Turkey economy rebounding much faster than expected, ING says
Turkey’s economy is outperforming, rebounding from a currency crisis in 2018 at a much higher pace than anticipated, Dutch bank ING said.
Credit policies, a supportive fiscal stance and strong net exports have all contributed to the turnaround, ING’s chief economist for Turkey Muhammet Mercan said in a report published on Thursday.
Mercan was responding to economic data that showed industrial output surging by 8.6 percent annually in December in a fourth-straight month of advances.
“Recent high-frequency data suggest the recovery will continue this year with ongoing acceleration in lending thanks to the changes in the reserve requirement framework and deep rate cutting cycle since mid-2019,” Mercan said.
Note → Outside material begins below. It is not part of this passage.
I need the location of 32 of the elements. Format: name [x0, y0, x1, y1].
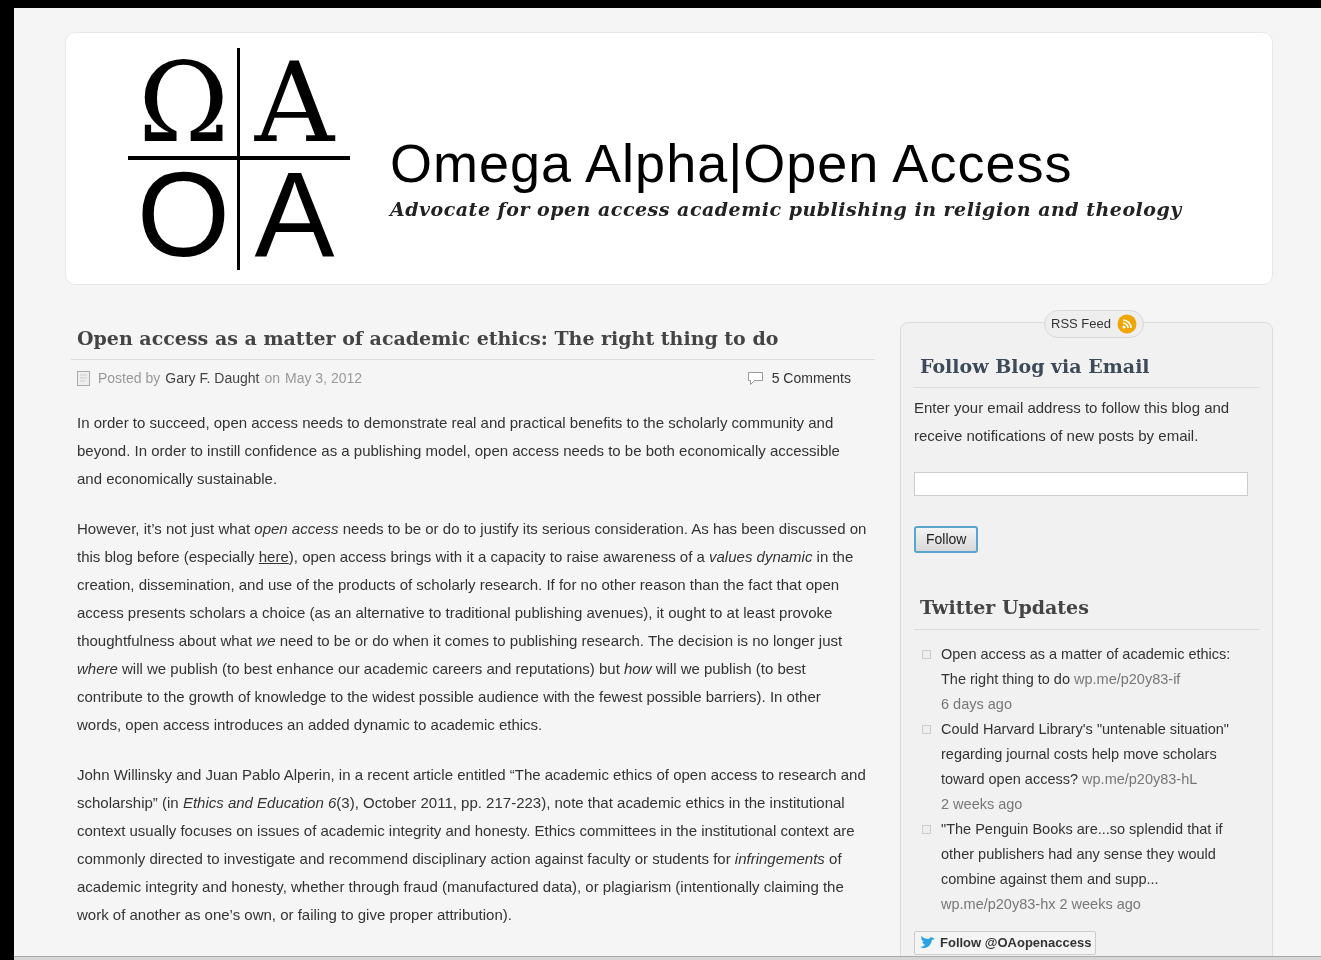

Turkey’s economy is recovering from the currency crisis, which had sent it into a painful recession in late 2018 and early last year. The government responded with tax cuts and ordered state-run banks to provide companies and consumers with below-inflation interest rates on loans.
The government targets economic growth of 5 percent this year under a programme announced in September. Some economists fear that the unorthodox steps it is taking may destabilise the economy. The government denies such claims labelling them as scare mongering.
Industrial output also rose 1.9 percent month-on-month in December.
Output has grown every quarter in 2019 – 1.5 percent quarter-on-quarter in the last two quarters, 0.8 percent in the second and 1.8 percent in the first, Mercan said. In 2019, output contracted an annual 0.7 percent, reflecting the impact of the currency shock and the extent of the ensuing economic adjustment, he said.